Paul R. Pillar, in his 28 years at the Central Intelligence Agency, rose to be one of the agency’s top analysts. He is now a visiting professor at Georgetown University for security studies. (This article first appeared as a blog post at The National Interest’s Web site. Reprinted with author’s permission.)

3 comments for “Postponing Costs for Bad Decisions

  1. MarkU
    July 31, 2014 at 11:17

    One should never underestimate the ability of the human race to postpone problems in the short term at the expense of making them worse in the long run.

    The root cause of our resource problems is over-population, the World’s population continues to grow by a number greater than the entire population of the UK every single year.

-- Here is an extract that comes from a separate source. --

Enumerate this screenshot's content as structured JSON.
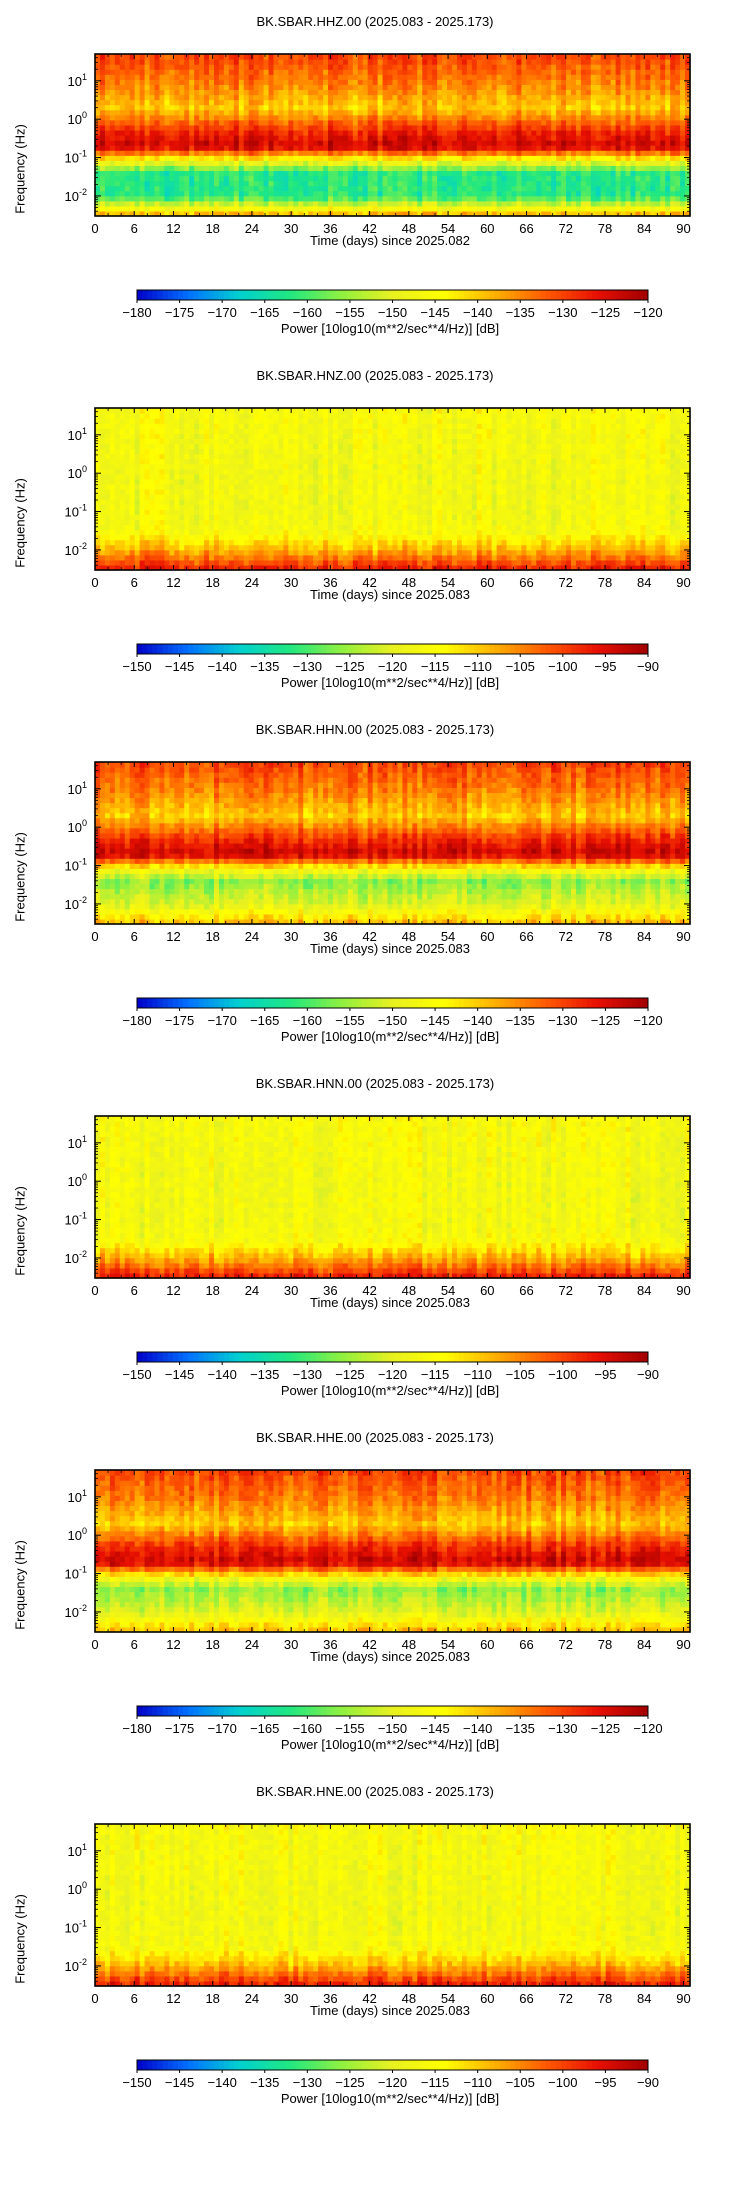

I remember the population issue being flagged up as a major concern in the late 1960’s when the World’s population reached 3 billion but (despite considerable public awareness and concern) nothing was done. It seems that preference was given to maintaining economic/population growth in order to perpetuate the vast ponzi scheme which we have in lieu of a sane economic system. Even now we occasionally read that someone or other is ‘alarmed’ when the population of some country (often Japan) is shrinking, it should be cause for celebration. We are frequently told that we need more young people to support our ageing population but we don’t even have jobs for the young people we have already.

    Our current population level is only possible because of a vast input of fossil fuels, fuels which are becoming increasingly difficult and expensive to get at. Time is running out.

  2. Joe Tedesky
    July 30, 2014 at 09:09

    ” requirement to take longer-term costs into account. ”

    This is how the shorted sighted ones make their money.